The same ecosystem logic drives Kahf DECODE, the brand’s AI-powered male grooming platform. Built on male-specific data points – from hair texture to body proportions – DECODE combines dermatological insight, lifestyle input and live-streamed commerce to create what Santi calls a “safe space for male grooming”.
Offline consultations feed online conversations. AI analysers inform product recommendations. Real-time content responds to social listening. Discovery, education and purchase reinforce each other.
Expanding the horizon
Internally, ParagonCorp is doubling down on infrastructure. Santi confirmed plans to build an “AI data machine”, strengthen first-party data capabilities and develop a more holistic consumer data platform, alongside continued investment in omnichannel systems.
The ambition extends beyond Indonesia. Expansion into ASEAN and the Middle East will be guided not merely by distribution opportunity but by regulatory readiness, cultural alignment and long-term trust-building. That, Santi acknowledged, remains one of the biggest challenges in entering new territories.
“We are currently in a deeper study phase, but we have to ensure we provide solutions grounded not only in beauty needs, cultural values and ethical considerations, but also in how they are truly embedded in daily life,” Santi said.
In ParagonCorp’s framing, halal is not a niche label but an inclusive operating standard rooted in universal principles. Sustainability and conservation initiatives – including biodiversity efforts in Kalimantan and Sumatra – are treated not as peripheral CSR, but as core pillars of the “Beauty rewired” ecosystem.
Growing the creator economy
Technology also extends to community. Since its launch in late 2023, Paragon Creator Hub has grown to more than 25,000 creators and affiliates.

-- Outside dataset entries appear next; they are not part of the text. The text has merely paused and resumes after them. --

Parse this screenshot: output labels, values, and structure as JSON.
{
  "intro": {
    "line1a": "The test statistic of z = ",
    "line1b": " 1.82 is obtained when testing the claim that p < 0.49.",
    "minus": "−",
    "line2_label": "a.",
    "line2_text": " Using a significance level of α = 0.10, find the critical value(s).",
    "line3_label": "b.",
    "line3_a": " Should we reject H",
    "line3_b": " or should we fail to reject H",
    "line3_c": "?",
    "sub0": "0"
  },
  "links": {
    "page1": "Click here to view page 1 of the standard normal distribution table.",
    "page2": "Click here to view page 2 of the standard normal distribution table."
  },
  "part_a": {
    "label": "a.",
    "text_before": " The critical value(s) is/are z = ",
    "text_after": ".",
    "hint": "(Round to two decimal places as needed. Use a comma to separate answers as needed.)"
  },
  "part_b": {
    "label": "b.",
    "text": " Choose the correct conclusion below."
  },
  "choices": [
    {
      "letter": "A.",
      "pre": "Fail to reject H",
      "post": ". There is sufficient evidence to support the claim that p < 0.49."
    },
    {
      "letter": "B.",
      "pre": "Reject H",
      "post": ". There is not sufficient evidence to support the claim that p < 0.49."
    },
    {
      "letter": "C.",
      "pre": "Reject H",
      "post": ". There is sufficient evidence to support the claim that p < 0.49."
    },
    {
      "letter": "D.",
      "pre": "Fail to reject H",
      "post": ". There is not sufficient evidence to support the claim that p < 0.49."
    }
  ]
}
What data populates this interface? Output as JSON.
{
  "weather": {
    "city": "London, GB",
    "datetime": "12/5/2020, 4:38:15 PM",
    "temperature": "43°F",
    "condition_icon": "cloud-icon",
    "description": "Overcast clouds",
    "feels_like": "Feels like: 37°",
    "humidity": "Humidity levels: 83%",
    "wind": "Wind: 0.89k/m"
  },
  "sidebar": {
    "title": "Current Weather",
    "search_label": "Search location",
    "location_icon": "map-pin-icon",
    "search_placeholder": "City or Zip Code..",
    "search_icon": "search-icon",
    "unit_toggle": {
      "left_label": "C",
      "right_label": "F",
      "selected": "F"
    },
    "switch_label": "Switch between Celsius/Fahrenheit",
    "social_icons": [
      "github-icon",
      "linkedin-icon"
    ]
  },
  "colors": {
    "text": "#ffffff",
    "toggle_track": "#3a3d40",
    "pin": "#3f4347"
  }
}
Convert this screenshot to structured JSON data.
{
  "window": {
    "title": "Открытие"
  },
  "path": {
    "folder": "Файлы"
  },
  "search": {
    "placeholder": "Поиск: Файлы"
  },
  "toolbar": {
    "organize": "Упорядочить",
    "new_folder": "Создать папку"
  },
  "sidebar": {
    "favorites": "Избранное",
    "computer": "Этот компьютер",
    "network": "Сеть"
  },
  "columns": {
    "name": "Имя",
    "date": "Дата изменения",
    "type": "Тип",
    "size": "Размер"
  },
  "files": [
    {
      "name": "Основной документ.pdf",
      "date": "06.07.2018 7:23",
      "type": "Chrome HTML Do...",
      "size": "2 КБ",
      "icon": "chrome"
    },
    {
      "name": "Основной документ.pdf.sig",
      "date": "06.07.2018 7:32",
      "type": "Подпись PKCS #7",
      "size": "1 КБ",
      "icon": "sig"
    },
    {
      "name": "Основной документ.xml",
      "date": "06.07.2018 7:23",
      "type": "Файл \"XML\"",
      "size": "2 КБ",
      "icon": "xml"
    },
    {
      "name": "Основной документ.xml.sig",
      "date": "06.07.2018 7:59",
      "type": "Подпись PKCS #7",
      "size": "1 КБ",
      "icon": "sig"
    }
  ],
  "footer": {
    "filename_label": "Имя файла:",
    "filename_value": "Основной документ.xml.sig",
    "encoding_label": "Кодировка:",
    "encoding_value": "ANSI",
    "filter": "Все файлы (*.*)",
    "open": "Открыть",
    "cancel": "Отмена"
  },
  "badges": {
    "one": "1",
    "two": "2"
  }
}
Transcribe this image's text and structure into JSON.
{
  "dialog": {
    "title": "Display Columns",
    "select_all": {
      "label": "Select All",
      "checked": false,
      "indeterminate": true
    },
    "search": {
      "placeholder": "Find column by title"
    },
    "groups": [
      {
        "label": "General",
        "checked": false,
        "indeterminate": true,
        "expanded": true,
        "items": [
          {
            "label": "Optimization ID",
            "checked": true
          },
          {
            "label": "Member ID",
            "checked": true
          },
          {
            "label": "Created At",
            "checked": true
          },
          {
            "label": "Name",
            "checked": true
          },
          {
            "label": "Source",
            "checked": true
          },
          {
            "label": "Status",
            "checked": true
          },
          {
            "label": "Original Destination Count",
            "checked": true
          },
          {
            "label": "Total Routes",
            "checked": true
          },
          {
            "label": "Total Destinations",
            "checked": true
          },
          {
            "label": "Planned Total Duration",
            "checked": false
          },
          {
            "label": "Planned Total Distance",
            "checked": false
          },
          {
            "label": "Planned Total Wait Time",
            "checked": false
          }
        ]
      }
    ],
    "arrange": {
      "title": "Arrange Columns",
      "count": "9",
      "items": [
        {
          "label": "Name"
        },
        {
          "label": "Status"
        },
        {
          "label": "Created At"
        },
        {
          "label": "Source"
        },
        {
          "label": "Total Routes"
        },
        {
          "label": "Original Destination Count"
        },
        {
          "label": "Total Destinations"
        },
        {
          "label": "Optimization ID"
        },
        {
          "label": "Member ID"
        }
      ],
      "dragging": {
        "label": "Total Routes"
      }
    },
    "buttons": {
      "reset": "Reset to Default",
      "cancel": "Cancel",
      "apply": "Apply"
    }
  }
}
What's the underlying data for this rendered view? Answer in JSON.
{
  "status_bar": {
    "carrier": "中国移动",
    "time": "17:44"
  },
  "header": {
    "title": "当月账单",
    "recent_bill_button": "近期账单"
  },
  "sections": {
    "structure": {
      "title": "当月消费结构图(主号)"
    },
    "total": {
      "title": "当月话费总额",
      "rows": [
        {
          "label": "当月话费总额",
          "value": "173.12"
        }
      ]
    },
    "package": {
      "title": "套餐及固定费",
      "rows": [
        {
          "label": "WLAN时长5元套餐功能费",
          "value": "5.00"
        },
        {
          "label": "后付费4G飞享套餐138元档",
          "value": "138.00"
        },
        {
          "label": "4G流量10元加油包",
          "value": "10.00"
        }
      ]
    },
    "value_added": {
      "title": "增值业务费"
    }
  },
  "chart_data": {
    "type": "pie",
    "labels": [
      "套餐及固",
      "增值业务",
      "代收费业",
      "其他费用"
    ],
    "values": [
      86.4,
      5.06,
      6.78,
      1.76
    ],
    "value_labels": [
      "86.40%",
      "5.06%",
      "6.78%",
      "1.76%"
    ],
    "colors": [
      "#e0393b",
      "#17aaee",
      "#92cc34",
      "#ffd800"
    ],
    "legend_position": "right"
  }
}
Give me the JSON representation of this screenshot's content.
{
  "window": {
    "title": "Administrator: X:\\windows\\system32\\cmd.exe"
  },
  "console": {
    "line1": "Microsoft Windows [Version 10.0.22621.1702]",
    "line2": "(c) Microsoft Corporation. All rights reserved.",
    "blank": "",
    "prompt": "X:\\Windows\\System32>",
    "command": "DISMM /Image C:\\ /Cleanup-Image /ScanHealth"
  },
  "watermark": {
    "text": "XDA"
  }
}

Education, tool access and shared learning underpin the programme, which connects creators directly with scientific knowledge showcased at BST.
The strategic logic is ecosystem expansion: creators grounded in science-led literacy are better positioned to build credibility, sustain businesses and reinforce brand trust.
ParagonCorp’s bet is that the next phase of beauty in Southeast Asia will not be won by whoever shouts loudest in-feed, but by whoever decodes human reality most precisely. By combining 20 million data points, 300-plus scientists, purposeful AI and an expanding omnichannel infrastructure, the company is attempting to institutionalise clarity in a category defined by noise.
“Beauty is universal in purpose, but deeply personal in how it is lived,” Santi said.